Wednesday, May 2, 2012

Sailing Fitness with Bow Down Training

On the Wire

By Chris Herrera

I had my first experience crewing a 49er in Palma, Spain with Erik Storck. I have previously crewed a 470 with both Stu McNay and Amanda Clark. Sailing on these boats gives me a feel for what the athletes go through. Although I have been building programs for athletes that both skipper and crew both boats for approximately six years, this was my first time actually doing the work on the boat.

In this blog entry, I will take this first-hand experience and incorporate what my body felt into the workouts I build, while giving you tips.

What did I learn that is unique to sailing in a stand up position with a trapeze?

The three things that stood out to me that was most challenging was the body control, shoulder stability/strength, and agility needed to effectively and efficiently sail the boat.
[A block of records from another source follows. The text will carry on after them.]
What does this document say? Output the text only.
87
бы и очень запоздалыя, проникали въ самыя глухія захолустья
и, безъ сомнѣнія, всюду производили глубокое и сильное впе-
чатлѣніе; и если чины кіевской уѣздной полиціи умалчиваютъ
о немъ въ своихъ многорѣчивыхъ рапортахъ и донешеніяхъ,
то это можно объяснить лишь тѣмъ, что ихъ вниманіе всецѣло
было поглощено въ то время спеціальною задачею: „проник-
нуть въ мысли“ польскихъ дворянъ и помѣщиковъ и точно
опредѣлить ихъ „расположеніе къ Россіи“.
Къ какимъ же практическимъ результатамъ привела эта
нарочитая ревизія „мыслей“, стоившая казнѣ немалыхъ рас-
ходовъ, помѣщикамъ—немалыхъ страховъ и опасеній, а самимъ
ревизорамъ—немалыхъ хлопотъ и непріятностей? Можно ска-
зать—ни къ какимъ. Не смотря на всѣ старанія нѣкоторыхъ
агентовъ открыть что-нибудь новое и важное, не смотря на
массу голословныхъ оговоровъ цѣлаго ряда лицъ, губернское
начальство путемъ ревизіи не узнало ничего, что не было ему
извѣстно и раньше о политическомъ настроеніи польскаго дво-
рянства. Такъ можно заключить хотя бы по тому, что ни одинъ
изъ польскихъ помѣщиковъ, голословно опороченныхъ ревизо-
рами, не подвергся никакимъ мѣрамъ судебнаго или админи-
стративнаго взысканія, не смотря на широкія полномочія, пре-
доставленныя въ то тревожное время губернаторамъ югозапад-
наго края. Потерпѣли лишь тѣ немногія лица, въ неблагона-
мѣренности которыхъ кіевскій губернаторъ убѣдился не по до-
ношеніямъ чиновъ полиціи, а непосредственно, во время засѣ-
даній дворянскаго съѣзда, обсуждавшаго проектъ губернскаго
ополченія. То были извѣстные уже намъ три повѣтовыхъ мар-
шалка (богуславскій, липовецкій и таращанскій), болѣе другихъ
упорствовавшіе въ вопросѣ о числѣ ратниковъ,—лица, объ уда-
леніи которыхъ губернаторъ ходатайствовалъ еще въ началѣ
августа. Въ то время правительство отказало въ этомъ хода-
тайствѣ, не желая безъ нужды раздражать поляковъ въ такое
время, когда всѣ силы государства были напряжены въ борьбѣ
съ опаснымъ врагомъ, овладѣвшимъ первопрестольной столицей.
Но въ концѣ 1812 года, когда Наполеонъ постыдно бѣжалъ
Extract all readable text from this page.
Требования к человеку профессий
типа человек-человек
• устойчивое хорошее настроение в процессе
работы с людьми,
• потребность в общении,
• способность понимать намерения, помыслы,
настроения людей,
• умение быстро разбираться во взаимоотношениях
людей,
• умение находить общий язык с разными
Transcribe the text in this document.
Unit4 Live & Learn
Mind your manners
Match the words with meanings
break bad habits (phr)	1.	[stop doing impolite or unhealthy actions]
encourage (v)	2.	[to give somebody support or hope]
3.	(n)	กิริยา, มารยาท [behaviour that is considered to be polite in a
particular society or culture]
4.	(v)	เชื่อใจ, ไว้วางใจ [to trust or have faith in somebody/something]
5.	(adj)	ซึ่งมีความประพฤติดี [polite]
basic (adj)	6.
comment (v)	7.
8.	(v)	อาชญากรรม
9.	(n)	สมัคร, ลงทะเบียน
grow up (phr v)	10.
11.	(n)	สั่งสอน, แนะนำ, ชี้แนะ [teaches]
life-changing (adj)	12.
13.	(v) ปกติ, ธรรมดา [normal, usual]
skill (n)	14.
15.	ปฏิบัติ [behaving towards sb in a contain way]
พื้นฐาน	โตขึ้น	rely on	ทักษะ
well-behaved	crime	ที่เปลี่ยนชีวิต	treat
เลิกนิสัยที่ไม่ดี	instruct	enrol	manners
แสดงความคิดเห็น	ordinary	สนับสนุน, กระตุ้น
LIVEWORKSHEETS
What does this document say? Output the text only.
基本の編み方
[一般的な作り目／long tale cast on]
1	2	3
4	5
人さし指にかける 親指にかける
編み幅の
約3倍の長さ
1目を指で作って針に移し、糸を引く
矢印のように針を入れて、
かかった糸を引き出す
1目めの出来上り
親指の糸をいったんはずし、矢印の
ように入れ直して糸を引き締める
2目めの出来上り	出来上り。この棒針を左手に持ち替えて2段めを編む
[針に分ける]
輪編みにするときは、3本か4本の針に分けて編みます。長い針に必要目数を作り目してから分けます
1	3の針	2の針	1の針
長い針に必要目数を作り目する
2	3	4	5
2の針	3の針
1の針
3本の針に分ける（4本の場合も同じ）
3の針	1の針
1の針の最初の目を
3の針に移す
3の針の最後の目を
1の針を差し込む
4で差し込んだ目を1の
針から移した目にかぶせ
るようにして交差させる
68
Good body control is the ability to know where your body is in “space” and being able to move and put your body in the correct positions. An even better way to look at body control is understanding what bad body control is. If you have bad body control and are flopping around the boat and always a foot in the wrong place you will be making it harder for your skipper to predict your movements and control the boat. Having bad body control will cause you to have a “heavy” body and cause too much pressure on the boat when tacking side to side.

You can gain good body control by doing body weight exercises were you are forced to move your body and strain your muscles in different joint positions. Also, working on proprioceptive exercises or exercises that focus on joint/muscle reactions, such as balancing on unstable surfaces (bosu ball or foam) and reactive exercises such as ball tossing and medicine ball slamming.

Shoulder stability is extremely important if you want the ability to hang from the wire for any length of time before hooking the harness and during the explosive maneuver of raising the kite. Shoulder exercises that focus on muscular endurance and pulling movements (dumbell shoulder combos, lat pull downs, seated row, dumbell row) and exercises that cause compressing in the shoulder joint (front core bridge and dumbell shoulder press) are great exercises to improve this skill.

Agility might be the most important asset when it comes to having the ability to tack and get out on the edge/wing of the boat. Agility is defined as: the ability to change the body's position efficiently, and requires the integration of isolated movement skills using a combination of balance, coordination, speed, reflexes, strength, endurance and stamina. This is not achieved over night and is best done by consistently doing a combination of footwork drills, track/running drills, and plyometric/explosive body movements. By adding exercises in these groups to everyone of your workouts you will improve your agility over time. Another key in improving this area of your fitness is improving your core. When your core strength is good your agility will improve faster.